Ao contrário dos realizadores neo-realistas, Bergman jamais procura imprimir um sentido imediatamente social em sua obra. Esta liberdade de compromisso é que justamente faculta um maior empreendimento às perquirições formais necessárias para que se mantenha um constante revigoramento dos meios de expressão na sétima arte. Moço ainda, já possui uma filmografia extensa, sendo que dois de seus filmes, entre os que aqui foram exibidos, constituem obras maiores, antológicas mesmo: "Noites de Circo" (Gyrcklanas Afton) e "Juventude, Eterno Tesouro" (Sommarlek); e outro, malgrado se trate de uma realização algo desigual, não deixa de ser um filme importante: "Enquanto as Mulheres Esperam" (Kvinnors Vantan). "Monika e o Desejo" (Sommaren Med Monika), embora paire num plano inferior e tenha menos densidade, apresenta também excelentes momentos de cinema, como o inesquecível "close up" de Harriet Anderson, em que ela fita longamente o espectador enquanto se ouve ao mesmo tempo um dixieland.
Bergman não é entretanto somente "metteur en scène"; em boa parte de suas fitas é o próprio autor do cenário. Suas atividades nessa função também desenvolveram-se fora de suas produções e tiveram um papel marcante. Basta lembrar "A Tortura de Um Desejo" (Hets), de Alf Sjoberg, pelicula que serviu exatamente para chamar a atencão aos olhos do mundo, no após-guerra, do novel cinema sueco. Em "Eva" de Gustav Molander, percebe-se de um modo claro a sua incisiva influência na confecção de certas passagens, como a do sonho do protagonista, compassado pelo tambor do colega de quarto, que está provocando-o a seduzir sua espôsa - uma sequência insólita, inusitada e criando, às vêzes, a impressão de um macabro divertissement.
A constante em sua obra - a tentativa de fuga do ambiente que sufoca e a busca de um outro rumo - tem sempre o amor como veículo impulsionador, a concretizar essa ânsia e, transfigurando o pathos, Bergman transporta o pequeno drama do homem comum às últimas consequências do grande trágico. Um modo reflexo de valorizar o humano, partindo do particular, e assim conferir ao impasse e à conjuntura dramática do individuo, a intensidade que só este mesmo poderia avaliar. Essa uniformidade de pretensões pressupõe, destarte, um caráter funcional ao seu esteticismo e os personagens, incorporados a uma nova dimensão do patético, assumem uma figuração que transcende os limites que permitiriam os efeitos estritamente vinculados a um esquema puramente realista e, consequentemente, direto de focalizar o tema. Saindo do campo oposto, foi justamente com um objetivo análogo que Renato Castellani, em "Romeu e Julieta", carregou o toque neorealista na atuação dos intérpretes, a fim de humanizar o grande trágico em Shakespeare.

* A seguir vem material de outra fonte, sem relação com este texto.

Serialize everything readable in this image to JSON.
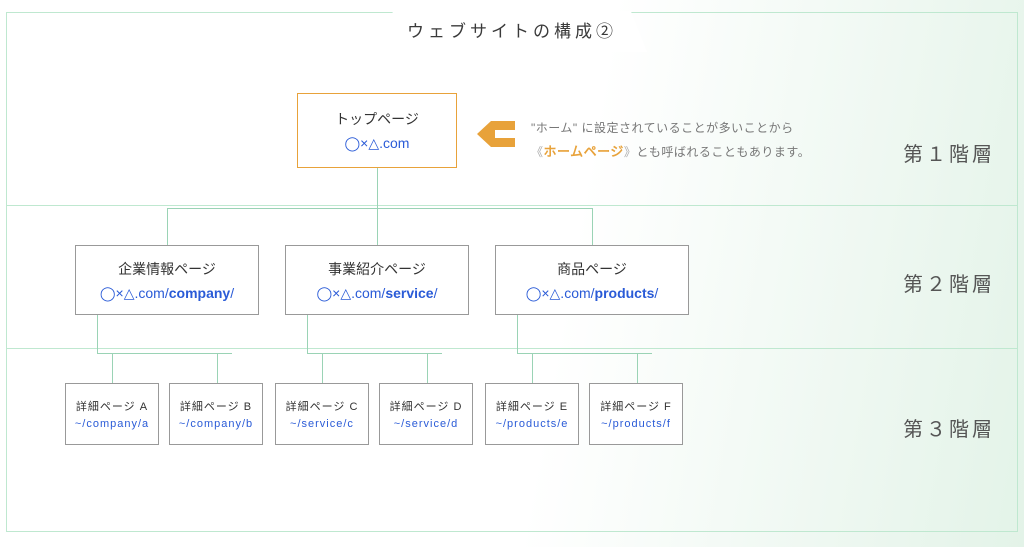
{
  "title": "ウェブサイトの構成②",
  "layers": {
    "l1": "第１階層",
    "l2": "第２階層",
    "l3": "第３階層"
  },
  "top": {
    "title": "トップページ",
    "url": "◯×△.com"
  },
  "annotation": {
    "line1_a": "\"ホーム\" に設定されていることが多いことから",
    "bracket_open": "《",
    "hp": "ホームページ",
    "bracket_close": "》",
    "line2_b": "とも呼ばれることもあります。"
  },
  "level2": {
    "company": {
      "title": "企業情報ページ",
      "url_prefix": "◯×△.com/",
      "slug": "company",
      "url_suffix": "/"
    },
    "service": {
      "title": "事業紹介ページ",
      "url_prefix": "◯×△.com/",
      "slug": "service",
      "url_suffix": "/"
    },
    "products": {
      "title": "商品ページ",
      "url_prefix": "◯×△.com/",
      "slug": "products",
      "url_suffix": "/"
    }
  },
  "level3": {
    "a": {
      "title": "詳細ページ  A",
      "url": "~/company/a"
    },
    "b": {
      "title": "詳細ページ  B",
      "url": "~/company/b"
    },
    "c": {
      "title": "詳細ページ  C",
      "url": "~/service/c"
    },
    "d": {
      "title": "詳細ページ  D",
      "url": "~/service/d"
    },
    "e": {
      "title": "詳細ページ  E",
      "url": "~/products/e"
    },
    "f": {
      "title": "詳細ページ  F",
      "url": "~/products/f"
    }
  }
}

Tal estilização, por si alcançada, e que é uma das razões que faculta a sua ascensão entre os maiores realizadores da sétima arte, não o cingiu entretanto a um modus faciendi uniforme, cujo excessivo repisamento acabaria redundando na esterilidade. Não se prendeu à categoria de mestre, isto é, dominando os instrumentos e portanto atendo-se principalmente a uma correção artesanal, como o Wyler dos últimos anos. Ao contrário, procura sempre utilizar-se de um modo inventivo dos processos e elementos formais. Domina amplamente seu estilo, porém, dentro disso, renova-se de filme para filme, criando diversas soluções inesperadas com relacão ao que já tinha sido aplicado. E nesse ponto, pela maneira com que concebe o detalhe, pelo arrôjo inventivo que imprime a certas sequências, poucos realizadores, hoje em dia, podem sofrer um paralelo com Bergman em sua dinâmica de criador - um Aldrich, um David Lean, um Viscomti, um Elia Kazan ou um Charles Laughton (pela amostra de "The Night of the Hunter”).